The std::copy cannot do anything about the size of the target vector, elements has to be added one at a time to the end of target vector, eventually causing a reallocation when growing beyond its capacity. The same holds for push_back method.
With the range insert the target vector can be allocated before copying data to it making this more efficient. Since the vector also is continous in memory the insert can work on the entire memory chunk and not on each individual object.
Improving std::copy performance
What’s the result if target vector is pre-allocated before doing std::copy(). Since the vector is already allocated there is no need for std::back_inserter and copying is being done to the beginning of the vector.
std::vector<int> source = {1,1,1,1,1};
std::vector<int> target(source.size());
std::copy(std::begin(source), std::end(source), std::begin(target));
$ time ./vector_copy_pre
real 0m2,007s
user 0m1,992s
sys 0m0,004s
Now it’s a lot faster and even faster than range insert.
What is the reason for this improvment?

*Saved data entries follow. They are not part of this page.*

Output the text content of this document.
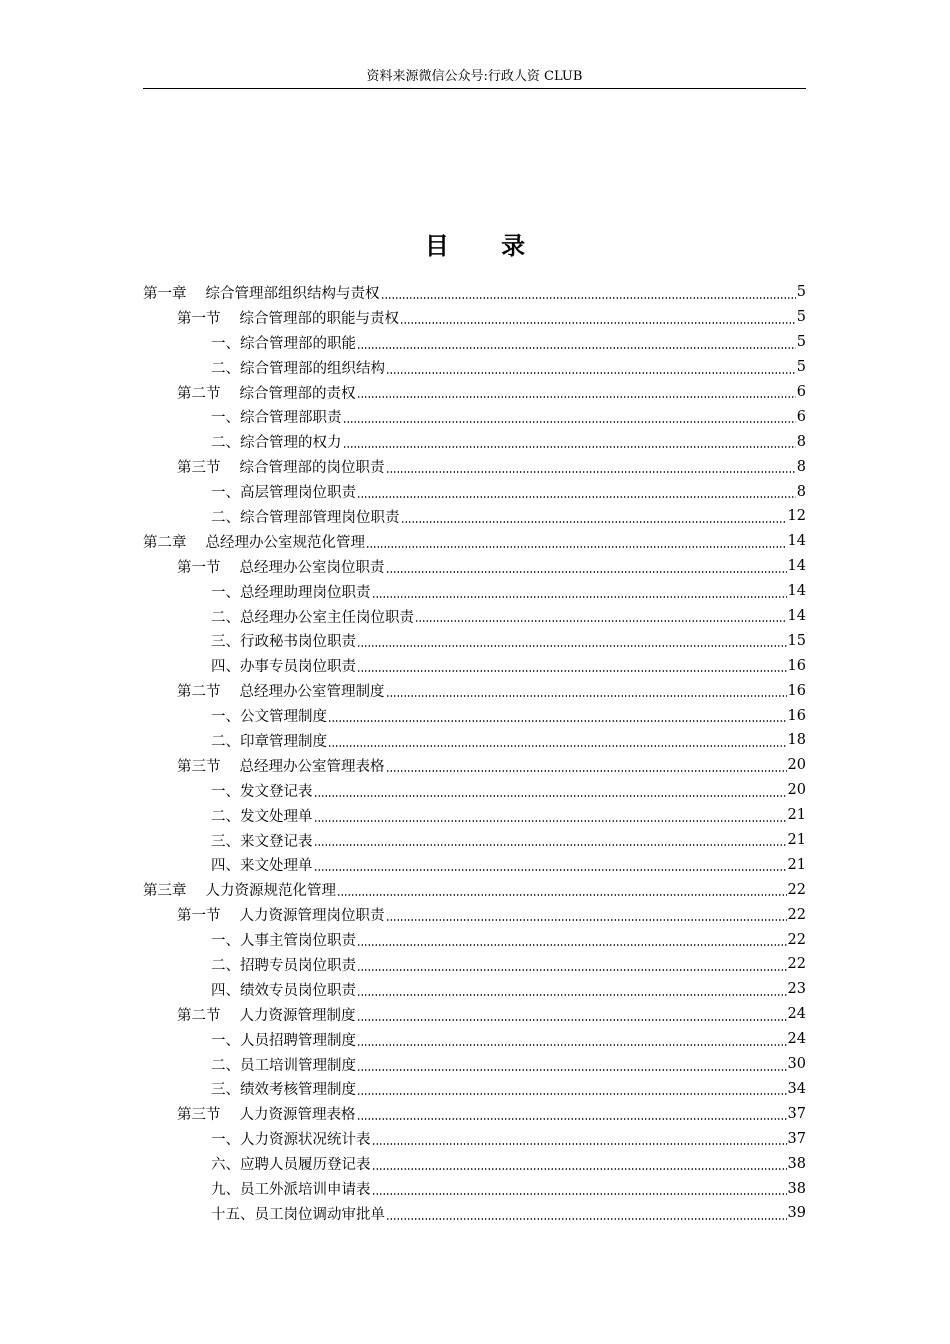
资料来源微信公众号:行政人资 CLUB
目 录
第一章 综合管理部组织结构与责权	5
第一节 综合管理部的职能与责权	5
一、 综合管理部的职能	5
二、 综合管理部的组织结构	5
第二节 综合管理部的责权	6
一、 综合管理部职责	6
二、 综合管理的权力	8
第三节 综合管理部的岗位职责	8
一、 高层管理岗位职责	8
二、 综合管理部管理岗位职责	12
第二章 总经理办公室规范化管理	14
第一节 总经理办公室岗位职责	14
一、 总经理助理岗位职责	14
二、 总经理办公室主任岗位职责	14
三、 行政秘书岗位职责	15
四、 办事专员岗位职责	16
第二节 总经理办公室管理制度	16
一、 公文管理制度	16
二、 印章管理制度	18
第三节 总经理办公室管理表格	20
一、 发文登记表	20
二、 发文处理单	21
三、 来文登记表	21
四、 来文处理单	21
第三章 人力资源规范化管理	22
第一节 人力资源管理岗位职责	22
一、 人事主管岗位职责	22
二、 招聘专员岗位职责	22
四、 绩效专员岗位职责	23
第二节 人力资源管理制度	24
一、 人员招聘管理制度	24
二、 员工培训管理制度	30
三、 绩效考核管理制度	34
第三节 人力资源管理表格	37
一、 人力资源状况统计表	37
六、 应聘人员履历登记表	38
九、 员工外派培训申请表	38
十五、 员工岗位调动审批单	39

How can this be faster than range inserts?
Profiling the execution shows that there are some extra copy and move operations prepended with uninitialized
for the insert case which is skipped in the std::copy case.
Profiling range insert:
526.256 us 13.683 us 1 main
403.389 us 20.154 us 10 std::vector::insert
353.452 us 5.080 us 10 std::vector::_M_insert_dispatch
347.215 us 47.567 us 10 std::vector::_M_range_insert
144.146 us 12.661 us 20 std::__uninitialized_move_if_noexcept_a
106.393 us 5.591 us 20 std::__uninitialized_copy_a
100.802 us 5.850 us 20 std::uninitialized_copy
94.952 us 5.467 us 20 std::__uninitialized_copy::__uninit_copy
89.485 us 12.385 us 20 std::copy
88.946 us 1.107 us 1 _GLOBAL__sub_I_main
87.839 us 5.849 us 1 __static_initialization_and_destruction_0
81.990 us 81.990 us 1 std::ios_base::Init::Init
51.846 us 2.922 us 10 std::__uninitialized_copy_a
48.924 us 2.886 us 10 std::uninitialized_copy
47.826 us 7.441 us 11 std::vector::~vector
46.962 us 15.653 us 10 std::vector::_M_check_len
...
Profiling std::copy to pre-allocated vector:
256.866 us 19.317 us 1 main
101.321 us 0.769 us 1 _GLOBAL__sub_I_main
100.552 us 5.880 us 1 __static_initialization_and_destruction_0
94.672 us 94.672 us 1 std::ios_base::Init::Init
66.468 us 5.023 us 10 std::vector::vector
55.917 us 11.418 us 11 std::vector::~vector
54.190 us 7.921 us 10 std::copy
43.687 us 11.120 us 10 std::__copy_move_a2
35.401 us 5.504 us 10 std::_Vector_base::_Vector_base
34.061 us 5.515 us 11 std::_Vector_base::~_Vector_base
27.044 us 5.474 us 10 std::vector::_M_default_initialize
21.032 us 3.483 us 11 std::_Vector_base::_M_allocate
20.254 us 3.061 us 10 std::__uninitialized_default_n_a
19.986 us 3.071 us 10 std::_Vector_base::_M_create_storage
19.639 us 3.375 us 11 std::_Vector_base::_M_deallocate
18.550 us 14.647 us 30 std::__niter_base
17.549 us 3.466 us 11 std::allocator_traits::allocate
17.299 us 1.161 us 1 std::vector::vector
...
Enabling optimizer
Compiling with optimization enabled
$ g++ --std=c++11 vector_p.cpp -DVECTOR_COPY -O3 -o vector_copy_o3
$ g++ --std=c++11 vector_p.cpp -DVECTOR_COPY_PRE -O3 -o vector_copy_pre_o3
$ g++ --std=c++11 vector_p.cpp -DVECTOR_PUSH -O3 -o vector_copy_push_o3
$ g++ --std=c++11 vector_p.cpp -O3 -o vector_insert_o3
Same result with O3 enabled
$ time ./vector_copy_push_o3
real 0m1,009s
user 0m1,008s
sys 0m0,001s
$ time ./vector_copy_o3
real 0m1,014s
user 0m1,013s
sys 0m0,000s
$ time ./vector_insert_o3
real 0m0,153s
user 0m0,151s
sys 0m0,001s
$ time ./vector_copy_pre_o3
real 0m0,155s
user 0m0,155s
sys 0m0,000s
Optimization is really working well here. There is basically no difference between range insert and copy to pre allocated vector, it might be that the copying is optimized away completely since this dummy program does not do anything with the target vector. Still a huge gap to more naive methods.
Conclusion
If the size of the target vector is known in advance and is empty to start with it is an advantage to allocate the target vector and use std::copy to copy data to it. If appending data to an exsting vector the range insert method to the end of target vector is preferable. Optimization seem to even out the differences between those methods.